Подобно цветам, расцветающим, разбрасывающим по ветру семена, гибнущим, а после прорастающим из семян, чтоб расцвести вновь, известная нам вселенная со временем распадается на мельчайшие частицы, рассеивается в бесконечном пространстве, но затем частицы ее (благодаря кривизне пространства в конце концов собирающиеся на прежнем месте) сливаются воедино, и из сего семени снова взрастает цветок. Каждый из этих циклов, смена расцвета распадом, составляет один Год Всевышнего.
Если новый цветок подобен тому, от коего произошел, то и новая вселенная всякий раз повторяет ту, в руинах коей берет начало, и это истинно как для мельчайших ее отличительных черт, так и для самых крупных. Весьма схожие с мирами, канувшими в небытие, новорожденные миры населяются расами, схожими с прежними, однако каждый цветок в чем-то меняется, развивается от лета к лету, и точно так же, шажок за шажком, развивается все существующее.
В один из подобных Годов Всевышнего (срок, воистину непостижимый нашим умом, хотя тот цикл коловращения мирозданий был всего лишь одним из бесконечного множества) на свет появилась раса, настолько схожая с нашей, что мастер Мальрубий без колебаний назвал ее человеческой. Разросшись, она заселила галактики своей вселенной, совсем как мы в далеком-далеком прошлом, когда Урд, пусть не навсегда, сделалась центром – или, по крайней мере, прародиной, символом – великой империи.
Заселяя иные миры, эти люди столкнулись с множеством живых существ, в какой-то степени наделенных разумом либо зачатками разума, и – дабы не остаться в одиночестве, без товарищей и союзников, в межгалактической пустоте, среди сонмов чужих миров – преобразили их на собственный лад.
Разумеется, двигалось дело не быстро и не легко. Бессчетные миллиарды страдали, гибли под указующей дланью людей, учиненные ими беды и кровопролитие запомнились уцелевшим навеки. Когда же вселенная их состарилась, а галактики удалились одна от другой настолько, что даже звезд соседней, ближайшей, не разглядеть, отчего путь к ним корабельщикам приходилось отыскивать только по древним хроникам, труд сей был наконец завершен. Доведенное до конца, преображение превзошло самые смелые мечты его начинателей. В результате на свет появилась не новая раса, подобная Человечеству, но раса, какой люди только хотели бы стать – сплоченная, сердобольная, справедливая.
Что сталось с самим Человечеством того цикла, мастер Мальрубий мне не рассказал. Возможно, род людской дожил до сжатия вселенной и погиб вместе с ней, а может быть, изменился до полной неузнаваемости.
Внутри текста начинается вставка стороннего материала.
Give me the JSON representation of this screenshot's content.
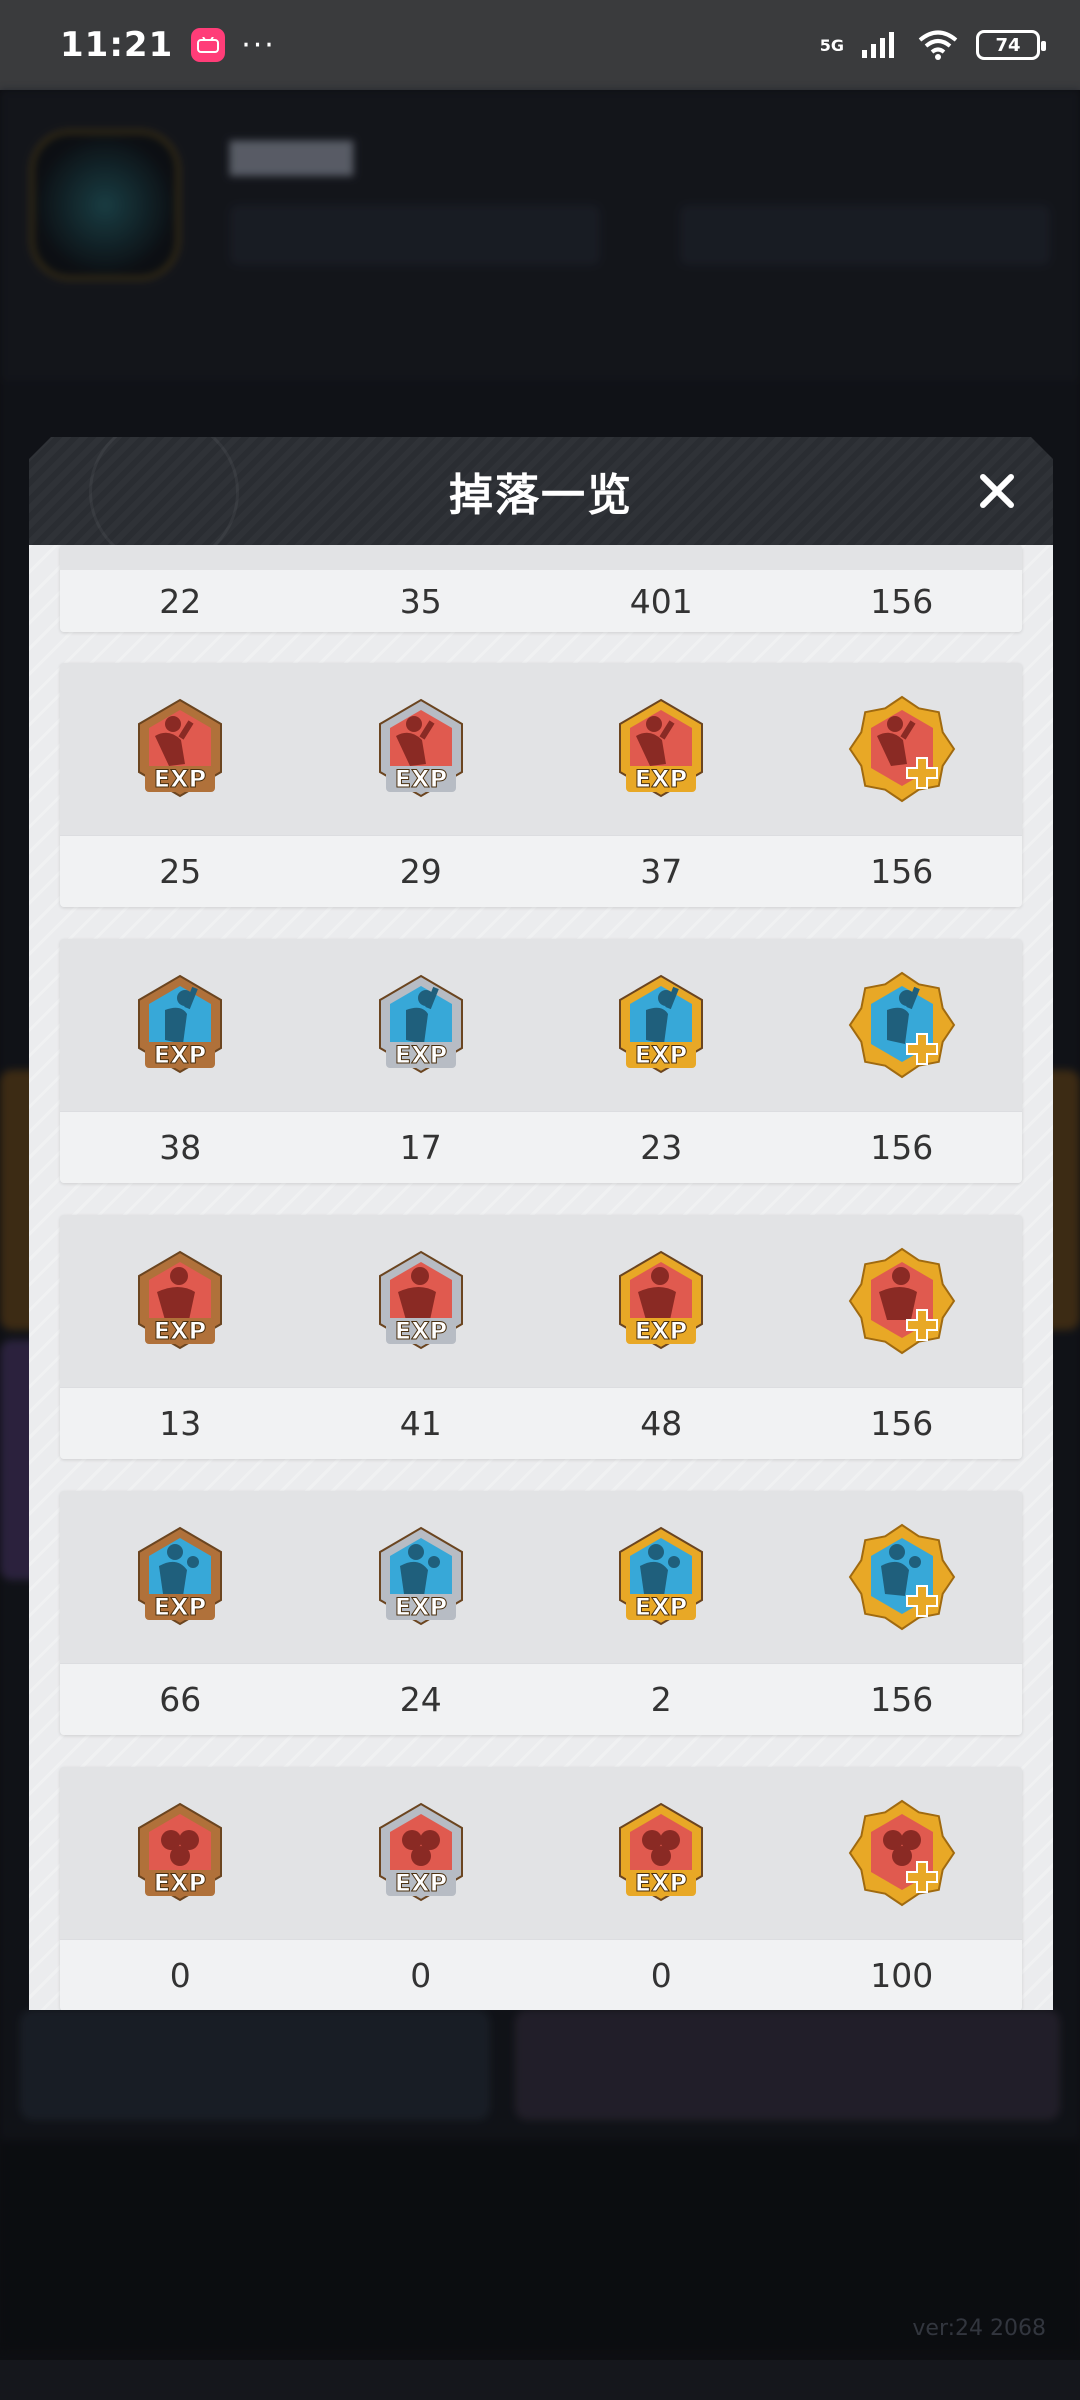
{
  "status_bar": {
    "time": "11:21",
    "app_icon_text": "bilibili",
    "more": "···",
    "network": "5G",
    "battery": "74"
  },
  "dialog": {
    "title": "掉落一览",
    "groups": [
      {
        "type": "partial",
        "values": [
          "22",
          "35",
          "401",
          "156"
        ]
      },
      {
        "color": "red",
        "figure": "shooter",
        "values": [
          "25",
          "29",
          "37",
          "156"
        ]
      },
      {
        "color": "blue",
        "figure": "dunker",
        "values": [
          "38",
          "17",
          "23",
          "156"
        ]
      },
      {
        "color": "red",
        "figure": "defender",
        "values": [
          "13",
          "41",
          "48",
          "156"
        ]
      },
      {
        "color": "blue",
        "figure": "passer",
        "values": [
          "66",
          "24",
          "2",
          "156"
        ]
      },
      {
        "color": "red",
        "figure": "balls",
        "values": [
          "0",
          "0",
          "0",
          "100"
        ]
      }
    ],
    "badge_types": [
      {
        "frame": "bronze",
        "mark": "EXP"
      },
      {
        "frame": "silver",
        "mark": "EXP"
      },
      {
        "frame": "gold",
        "mark": "EXP"
      },
      {
        "frame": "gold-star",
        "mark": "+"
      }
    ]
  },
  "background": {
    "version_text": "ver:24  2068"
  },
  "colors": {
    "red_badge": "#e05a4f",
    "blue_badge": "#37a8d8",
    "bronze": "#b0713a",
    "silver": "#b7bcc4",
    "gold": "#e8a826"
  }
}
Однако созданиям, преображенным Человечеством в расу собственной мечты, удалось спастись, отыскав путь в Йесод, во вселенную высшего порядка, и сотворив там подходящие для себя миры.
С этих высот им открывается вид и вперед, и назад, и таким образом они обнаружили нас. Возможно, мы – всего-навсего раса, похожая на ту, что преобразила их. Возможно, преобразили их именно мы, или дети наши, или отцы. Мастер Мальрубий сказал, что ему это неизвестно, и, по-моему, не солгал. Как бы там ни было, сейчас они тем же манером, каким были преображены сами, преображают нас, воздавая добром за добро, и в то же время – в отместку.
Отыскали они и иеродул, и теперь те, приведенные к должному образу куда быстрее нас, служат им в нашей вселенной. Следуя их указаниям, иеродулы строят корабли вроде того, что перенес меня из джунглей к морю, дабы аквасторы наподобие Мальрубия с Трискелем также служили им. Этими-то клещами нас и удерживают на наковальне.
Молотом же им служит способность оттаскивать слуг назад, выдергивая их из коридоров времени, и, точно мячики, швырять вперед, в будущее. (По сути, эта способность весьма сродни той, что позволила им сбежать из гибнущей вселенной – войдя в коридоры времени, вселенную покидаешь.) Что же до наковальни, по крайней мере, на Урд ею является естественная жизненная потребность нашей эпохи, необходимость бороться со все более и более враждебным к нам миром, располагая лишь скудными ресурсами его истощенных континентов. Да, это столь же жестоко, как и те способы, с помощью коих были преображены они сами, так что тут все по справедливости, однако явление Нового Солнца станет сигналом, означающим завершение как минимум ранних, начальных стадий преображения.